Renewed US sanctions on Iran will soon begin to really bite, as they specifically target Tehran’s lucrative oil industry. Iran’s economy is already in a state of disarray. The prospect of its oil industry being severely restricted is a reality Iran’s government can barely afford.
Nonetheless, Iran’s leaders are playing it cool in the face of oil sanctions. According to Dan Boylan in the Washington Times, Ali Kardor, head of the state-run National Iranian Oil Company said earlier this month, that Iran will press ahead with oil production. However, appearances can be deceiving. It is not ‘business as usual’ in Tehran. That is why Iran is doing anything and everything it can to mislead the world and continue exporting as much oil as it can.
As reported by Ellen Milligan in Bloomberg, Iran is secretively and furtively selling up to 200,000 barrels of undisclosed oil a day in an attempt to avert Washington’s sanctions. Apparently, Iran is employing any which way possible to avoid detection – “Discounts, bartering and smuggling are among the tactics Iran may lean on” says Milligan.

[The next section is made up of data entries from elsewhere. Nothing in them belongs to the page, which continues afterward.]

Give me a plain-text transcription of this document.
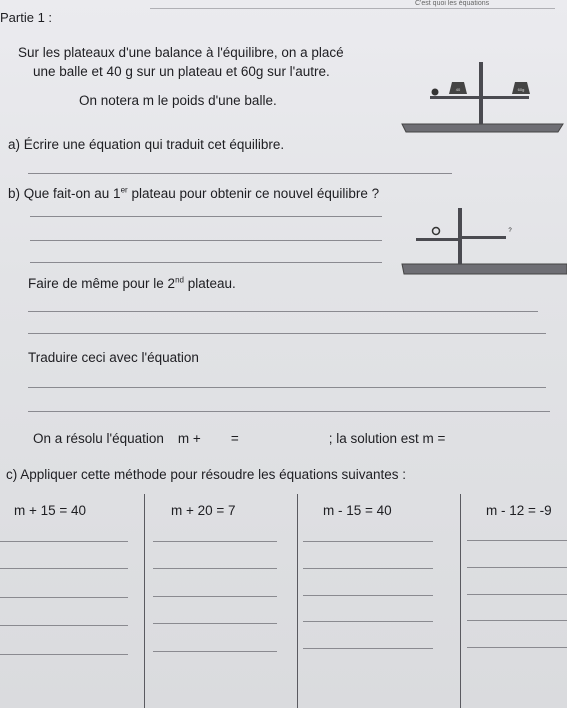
C'est quoi les équations
Partie 1 :
Sur les plateaux d'une balance à l'équilibre, on a placé
une balle et 40 g sur un plateau et 60g sur l'autre.
On notera m le poids d'une balle.
40	60g
a) Écrire une équation qui traduit cet équilibre.
b) Que fait-on au 1er plateau pour obtenir ce nouvel équilibre ?
?
Faire de même pour le 2nd plateau.
Traduire ceci avec l'équation
On a résolu l'équation m + =	; la solution est m =
c) Appliquer cette méthode pour résoudre les équations suivantes :
m + 15 = 40	m + 20 = 7	m - 15 = 40	m - 12 = -9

And there are concrete examples to illustrate the kind of deception at play. Writing in Forbes, Ellen Wald describes how the Iranian oil tanker Yufusan has been disguised as a Kuwaiti vessel in order to reach its destination in Japan without detection. Wald warns that the case of Yufusan “reveals just how easy it is to mask oil shipments to countries that have publicly declared an end to Iranian oil imports,” concluding that “They seek to deceive, because there is too much money at stake to be honest.”
Meanwhile, the Washington Times reports that Iran is also making widespread use of “ghost tankers,” which have increasingly appeared in the Straits of Hormuz “in a bid to sell oil secretly around the world.” The report details that the Iranian super-tanker, Happiness I, is one of seven Iranian vessels which has simply turned off its trackers in order to try to evade the US embargo.
In other words, behind Iran’s steely, defiant exterior, there is an intricate plan to pull the wool over the eyes of the world and to continue exporting oil in vast quantities. The likes of Forbes, Bloomberg and Washington Times deserve significant credit for exposing this.
However, other global media outlets must now follow suit. While the likes of Ron Bousso and Amanda Cooper at Reuters report a reduction in European purchases of Iranian oil, since President Trump announced the resumption of sanctions in May, the reality is nowhere near as straightforward. So, with oil sanctions looming large, the time has come for reporters and editors across the world to open their eyes to the Iranian shipping deception.